The company’s decision to acquire Previse, a privately-held firm developing cancer prognostic and diagnostic tests, aims to bolster its TissueCypher platform. This technology, licensed from Johns Hopkins, is expected to enhance Castle Biosciences’ offerings in esophageal cancer care and potentially expand into other gastrointestinal diseases.
TissueCypher’s volume exhibited a year-over-year increase of 117% in the first quarter of 2025, building on a 130% growth rate in 2024. Scotiabank’s analysis suggests that TissueCypher could generate revenues of approximately $100 million for Castle Biosciences in the current year. The bank’s revenue growth model for the company, excluding DecisionDx-SCC and IDgenetix, projects an increase of around 19% for 2025 and 18% for 2026.
Castle Biosciences is also on schedule to introduce a therapy guidance test for atopic dermatitis by the end of 2025. However, Scotiabank’s price target is primarily based on the prospects of the TissueCypher product.
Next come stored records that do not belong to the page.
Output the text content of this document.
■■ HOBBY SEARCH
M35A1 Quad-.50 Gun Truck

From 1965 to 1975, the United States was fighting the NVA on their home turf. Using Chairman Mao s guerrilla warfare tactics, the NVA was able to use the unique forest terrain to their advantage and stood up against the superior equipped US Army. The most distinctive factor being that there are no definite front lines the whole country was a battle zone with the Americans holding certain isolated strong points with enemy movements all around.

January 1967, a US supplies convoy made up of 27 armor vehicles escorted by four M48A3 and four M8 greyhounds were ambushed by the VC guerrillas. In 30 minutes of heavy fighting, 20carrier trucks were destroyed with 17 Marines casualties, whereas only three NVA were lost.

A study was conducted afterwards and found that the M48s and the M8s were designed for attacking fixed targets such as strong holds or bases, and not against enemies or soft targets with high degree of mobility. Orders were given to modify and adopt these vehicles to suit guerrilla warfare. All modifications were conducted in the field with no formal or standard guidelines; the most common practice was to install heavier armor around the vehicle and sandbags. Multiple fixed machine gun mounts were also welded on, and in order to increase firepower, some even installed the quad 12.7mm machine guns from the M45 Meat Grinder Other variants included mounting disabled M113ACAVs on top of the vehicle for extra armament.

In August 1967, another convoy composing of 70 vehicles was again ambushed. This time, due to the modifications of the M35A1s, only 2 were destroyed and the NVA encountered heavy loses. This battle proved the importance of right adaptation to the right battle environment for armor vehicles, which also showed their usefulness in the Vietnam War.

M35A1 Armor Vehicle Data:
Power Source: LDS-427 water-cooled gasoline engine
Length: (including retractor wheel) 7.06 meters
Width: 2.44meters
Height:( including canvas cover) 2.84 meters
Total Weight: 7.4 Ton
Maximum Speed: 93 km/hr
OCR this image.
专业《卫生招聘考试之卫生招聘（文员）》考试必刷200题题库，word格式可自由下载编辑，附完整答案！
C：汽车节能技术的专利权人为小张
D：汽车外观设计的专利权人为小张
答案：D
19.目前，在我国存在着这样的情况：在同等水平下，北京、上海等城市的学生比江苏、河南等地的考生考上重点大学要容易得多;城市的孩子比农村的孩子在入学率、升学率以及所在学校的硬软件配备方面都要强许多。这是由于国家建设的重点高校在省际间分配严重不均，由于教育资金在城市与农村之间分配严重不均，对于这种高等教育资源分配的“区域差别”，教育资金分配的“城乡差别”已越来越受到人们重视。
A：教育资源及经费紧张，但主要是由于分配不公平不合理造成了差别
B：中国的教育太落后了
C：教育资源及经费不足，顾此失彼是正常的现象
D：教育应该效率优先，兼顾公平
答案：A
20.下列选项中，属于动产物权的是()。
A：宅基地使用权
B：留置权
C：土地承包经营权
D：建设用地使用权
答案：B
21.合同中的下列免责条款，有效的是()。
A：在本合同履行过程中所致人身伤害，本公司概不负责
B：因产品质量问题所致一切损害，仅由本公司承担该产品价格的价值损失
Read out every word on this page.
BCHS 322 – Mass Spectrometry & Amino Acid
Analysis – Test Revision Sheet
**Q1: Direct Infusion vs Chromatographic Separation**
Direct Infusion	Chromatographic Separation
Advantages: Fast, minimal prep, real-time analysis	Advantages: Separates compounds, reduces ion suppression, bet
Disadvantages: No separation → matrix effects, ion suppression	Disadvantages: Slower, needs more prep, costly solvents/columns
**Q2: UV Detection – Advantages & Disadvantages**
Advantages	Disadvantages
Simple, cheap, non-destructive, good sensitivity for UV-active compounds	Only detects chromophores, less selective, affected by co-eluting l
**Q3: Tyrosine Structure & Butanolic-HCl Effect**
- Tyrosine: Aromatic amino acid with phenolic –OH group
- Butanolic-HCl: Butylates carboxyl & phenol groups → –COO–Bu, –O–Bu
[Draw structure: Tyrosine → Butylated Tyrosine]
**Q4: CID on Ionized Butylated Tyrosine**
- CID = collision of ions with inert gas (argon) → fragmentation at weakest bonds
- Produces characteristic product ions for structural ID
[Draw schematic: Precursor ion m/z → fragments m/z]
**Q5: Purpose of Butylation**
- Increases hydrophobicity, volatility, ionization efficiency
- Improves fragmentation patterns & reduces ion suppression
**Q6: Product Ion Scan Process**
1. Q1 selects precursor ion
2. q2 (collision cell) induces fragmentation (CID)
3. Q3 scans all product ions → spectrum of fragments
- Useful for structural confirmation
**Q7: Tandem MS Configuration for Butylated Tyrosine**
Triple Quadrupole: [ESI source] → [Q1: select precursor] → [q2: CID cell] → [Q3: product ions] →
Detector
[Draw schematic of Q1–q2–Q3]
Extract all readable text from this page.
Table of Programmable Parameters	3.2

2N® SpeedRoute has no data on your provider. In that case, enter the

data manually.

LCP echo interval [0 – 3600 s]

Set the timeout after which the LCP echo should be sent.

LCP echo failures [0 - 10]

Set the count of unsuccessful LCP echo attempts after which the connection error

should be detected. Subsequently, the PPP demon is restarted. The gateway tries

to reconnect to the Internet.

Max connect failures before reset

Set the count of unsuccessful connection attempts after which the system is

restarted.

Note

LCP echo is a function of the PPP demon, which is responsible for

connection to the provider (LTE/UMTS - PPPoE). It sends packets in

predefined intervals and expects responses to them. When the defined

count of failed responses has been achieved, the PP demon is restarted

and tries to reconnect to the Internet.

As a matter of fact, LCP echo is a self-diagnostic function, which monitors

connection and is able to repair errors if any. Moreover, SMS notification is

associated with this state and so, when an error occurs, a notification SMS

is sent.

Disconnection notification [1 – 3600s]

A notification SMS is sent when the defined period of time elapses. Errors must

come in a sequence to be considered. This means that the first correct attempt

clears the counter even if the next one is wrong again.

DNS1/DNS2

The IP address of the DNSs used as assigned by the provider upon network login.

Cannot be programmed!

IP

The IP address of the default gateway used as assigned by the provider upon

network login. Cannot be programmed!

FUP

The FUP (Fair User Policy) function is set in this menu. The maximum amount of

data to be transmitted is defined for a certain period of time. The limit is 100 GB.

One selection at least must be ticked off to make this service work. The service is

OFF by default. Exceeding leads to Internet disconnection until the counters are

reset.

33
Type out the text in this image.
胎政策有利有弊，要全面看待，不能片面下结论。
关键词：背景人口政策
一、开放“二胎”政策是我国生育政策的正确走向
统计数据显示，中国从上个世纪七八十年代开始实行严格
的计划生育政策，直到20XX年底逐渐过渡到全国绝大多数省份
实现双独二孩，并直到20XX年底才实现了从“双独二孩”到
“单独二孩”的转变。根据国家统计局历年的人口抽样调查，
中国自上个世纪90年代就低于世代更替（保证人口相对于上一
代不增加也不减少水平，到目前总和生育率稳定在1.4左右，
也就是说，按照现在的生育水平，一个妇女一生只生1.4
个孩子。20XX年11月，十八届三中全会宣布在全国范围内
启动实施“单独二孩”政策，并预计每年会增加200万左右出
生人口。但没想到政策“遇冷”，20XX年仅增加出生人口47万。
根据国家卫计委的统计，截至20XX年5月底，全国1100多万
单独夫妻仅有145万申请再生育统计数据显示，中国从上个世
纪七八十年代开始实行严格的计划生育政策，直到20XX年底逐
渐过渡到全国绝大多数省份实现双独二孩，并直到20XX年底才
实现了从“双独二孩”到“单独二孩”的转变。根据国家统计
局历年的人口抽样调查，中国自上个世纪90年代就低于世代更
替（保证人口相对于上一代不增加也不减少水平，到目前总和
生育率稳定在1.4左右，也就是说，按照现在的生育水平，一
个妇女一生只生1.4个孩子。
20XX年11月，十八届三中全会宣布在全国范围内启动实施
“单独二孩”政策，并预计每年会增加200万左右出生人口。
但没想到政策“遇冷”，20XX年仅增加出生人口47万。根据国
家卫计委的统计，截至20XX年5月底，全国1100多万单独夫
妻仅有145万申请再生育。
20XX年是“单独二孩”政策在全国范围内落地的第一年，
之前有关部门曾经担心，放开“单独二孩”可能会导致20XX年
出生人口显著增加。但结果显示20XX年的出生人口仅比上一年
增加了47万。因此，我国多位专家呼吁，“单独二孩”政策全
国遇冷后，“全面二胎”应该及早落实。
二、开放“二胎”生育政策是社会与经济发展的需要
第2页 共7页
The company’s strong financial position is reflected in its exceptional current ratio of 9.37 and minimal debt-to-equity ratio of 0.06. The company reported having approximately $275 million in cash reserves at the close of the first quarter of 2025 and anticipates maintaining a positive adjusted EBITDA throughout the year. Get access to Castle Biosciences’ complete financial analysis and detailed Pro Research Report through InvestingPro, part of our coverage of over 1,400 US stocks.
In other recent news, Castle Biosciences reported a 21% year-over-year increase in revenue for the first quarter of 2025, reaching $88 million, although earnings per share (EPS) fell short of expectations at -$0.20 compared to the forecasted -$0.06. The company has raised its revenue guidance for the year to between $287 million and $297 million. Castle Biosciences has also acquired Previse, a company specializing in gastrointestinal diagnostics, to enhance its product portfolio, although this acquisition is not expected to immediately impact revenue. KeyBanc Capital Markets maintained an Overweight rating on the company with a $36 price target, highlighting strong growth in TissueCypher test volumes. Meanwhile, BTIG adjusted its price target for Castle Biosciences shares to $32 from $40 but maintained a Buy rating, citing the acquisition of Previse as a strategic move. In addition, Castle Biosciences confirmed the efficacy of its DecisionDx-UM test for uveal melanoma through independent validation, further supporting its use in refining metastatic risk prediction. Despite some challenges with reimbursement for certain tests, the company is optimistic about its growth trajectory and strategic initiatives.